Stu nodded, and a strange thought occurred to him - how much he would like to sit down with Hap and Norm Bruett and Vic Palfrey and have a beer with them and watch Vic make one of his shitty-smelling home-rolled cigarettes, and tell them how all of this had come out. They had always called him Silent Stu; ole Stu, they said, wouldn't say "shit" if he had a mouthful. But he would talk their ears off their heads. He would talk all night and all day.
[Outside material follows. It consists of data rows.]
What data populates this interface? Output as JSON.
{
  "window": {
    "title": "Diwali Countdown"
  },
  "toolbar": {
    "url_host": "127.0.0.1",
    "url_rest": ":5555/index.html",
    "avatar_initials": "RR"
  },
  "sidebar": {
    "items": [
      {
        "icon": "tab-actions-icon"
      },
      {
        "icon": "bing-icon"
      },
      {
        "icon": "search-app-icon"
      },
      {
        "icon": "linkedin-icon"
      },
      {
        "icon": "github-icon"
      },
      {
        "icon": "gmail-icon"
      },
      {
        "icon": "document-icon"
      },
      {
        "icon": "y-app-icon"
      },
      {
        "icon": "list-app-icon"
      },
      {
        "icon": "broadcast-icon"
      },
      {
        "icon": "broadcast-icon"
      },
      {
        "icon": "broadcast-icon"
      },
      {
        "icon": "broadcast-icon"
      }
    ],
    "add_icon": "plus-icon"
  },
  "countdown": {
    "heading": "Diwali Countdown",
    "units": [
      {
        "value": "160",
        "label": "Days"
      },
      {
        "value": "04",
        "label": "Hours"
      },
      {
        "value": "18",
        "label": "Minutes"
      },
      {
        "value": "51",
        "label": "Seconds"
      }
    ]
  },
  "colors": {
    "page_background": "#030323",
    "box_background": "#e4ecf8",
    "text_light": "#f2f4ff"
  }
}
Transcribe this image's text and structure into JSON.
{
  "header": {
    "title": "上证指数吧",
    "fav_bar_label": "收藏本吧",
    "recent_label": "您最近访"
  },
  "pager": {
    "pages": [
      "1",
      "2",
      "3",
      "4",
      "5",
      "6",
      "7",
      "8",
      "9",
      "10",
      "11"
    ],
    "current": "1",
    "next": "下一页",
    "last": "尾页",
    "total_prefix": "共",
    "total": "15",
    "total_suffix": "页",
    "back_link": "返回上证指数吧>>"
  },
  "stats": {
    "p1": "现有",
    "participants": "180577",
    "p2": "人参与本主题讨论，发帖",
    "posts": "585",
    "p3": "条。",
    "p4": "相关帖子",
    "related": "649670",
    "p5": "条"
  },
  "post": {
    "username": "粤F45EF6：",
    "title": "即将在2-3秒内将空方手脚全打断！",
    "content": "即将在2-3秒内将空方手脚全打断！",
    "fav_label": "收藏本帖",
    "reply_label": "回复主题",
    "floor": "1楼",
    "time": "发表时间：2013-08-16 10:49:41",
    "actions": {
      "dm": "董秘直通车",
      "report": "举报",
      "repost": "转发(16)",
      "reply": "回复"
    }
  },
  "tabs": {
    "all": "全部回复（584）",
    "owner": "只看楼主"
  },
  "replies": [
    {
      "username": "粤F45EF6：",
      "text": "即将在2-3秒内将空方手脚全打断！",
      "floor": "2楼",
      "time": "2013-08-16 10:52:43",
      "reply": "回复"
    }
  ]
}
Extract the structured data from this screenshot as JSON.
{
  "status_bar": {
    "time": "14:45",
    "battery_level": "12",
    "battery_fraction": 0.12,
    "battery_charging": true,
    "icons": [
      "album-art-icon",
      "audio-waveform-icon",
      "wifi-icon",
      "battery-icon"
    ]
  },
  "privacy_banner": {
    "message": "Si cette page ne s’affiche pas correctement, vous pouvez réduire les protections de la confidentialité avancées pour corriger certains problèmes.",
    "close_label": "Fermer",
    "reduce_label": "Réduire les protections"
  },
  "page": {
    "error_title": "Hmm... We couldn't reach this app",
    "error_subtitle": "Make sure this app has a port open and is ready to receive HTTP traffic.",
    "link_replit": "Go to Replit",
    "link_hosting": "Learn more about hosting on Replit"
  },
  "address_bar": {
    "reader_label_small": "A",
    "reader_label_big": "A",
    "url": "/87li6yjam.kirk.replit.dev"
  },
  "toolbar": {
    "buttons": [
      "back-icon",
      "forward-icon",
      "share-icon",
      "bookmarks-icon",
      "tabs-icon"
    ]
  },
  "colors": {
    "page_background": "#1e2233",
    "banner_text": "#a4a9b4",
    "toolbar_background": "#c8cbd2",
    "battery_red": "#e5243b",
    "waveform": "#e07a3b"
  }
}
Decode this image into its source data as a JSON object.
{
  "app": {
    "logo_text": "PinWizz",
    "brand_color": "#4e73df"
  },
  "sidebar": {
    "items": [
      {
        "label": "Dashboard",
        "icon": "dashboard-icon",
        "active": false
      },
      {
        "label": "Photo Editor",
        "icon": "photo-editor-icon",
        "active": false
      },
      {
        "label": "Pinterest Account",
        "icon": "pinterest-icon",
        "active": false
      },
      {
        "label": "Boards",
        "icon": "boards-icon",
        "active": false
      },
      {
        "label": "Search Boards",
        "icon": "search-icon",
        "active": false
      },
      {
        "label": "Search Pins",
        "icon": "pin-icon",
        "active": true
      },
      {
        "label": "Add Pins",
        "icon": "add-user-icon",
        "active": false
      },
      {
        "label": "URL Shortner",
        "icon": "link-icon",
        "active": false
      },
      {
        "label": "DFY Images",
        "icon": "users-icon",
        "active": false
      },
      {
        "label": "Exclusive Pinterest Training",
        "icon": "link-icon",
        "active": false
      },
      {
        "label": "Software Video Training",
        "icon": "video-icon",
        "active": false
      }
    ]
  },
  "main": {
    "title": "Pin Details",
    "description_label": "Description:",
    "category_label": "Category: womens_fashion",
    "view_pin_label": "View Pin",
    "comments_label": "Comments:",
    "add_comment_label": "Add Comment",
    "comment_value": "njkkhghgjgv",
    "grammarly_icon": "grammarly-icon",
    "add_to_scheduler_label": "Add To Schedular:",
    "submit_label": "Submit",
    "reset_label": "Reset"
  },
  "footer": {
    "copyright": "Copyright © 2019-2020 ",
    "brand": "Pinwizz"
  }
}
He grasped Fran's hand blindly, feeling the sting of tears.
"We've got rounds to make," George said, getting up, "but we'll be monitoring Peter closely, Fran. You'll know for sure when we know for sure."
"When could I nurse him? If... If he doesn't... ?"
"A week," Dan said.
"But that's so long!"
"It's going to be long for all of us. We've got sixty-one pregnant women in the Zone, and nine of them conceived before the superflu. It's going to be especially long for them. Stu? It was good meeting you." Dan held out his hand and Stu shook it. He left quickly, a man with a necessary job to do and anxious to do it.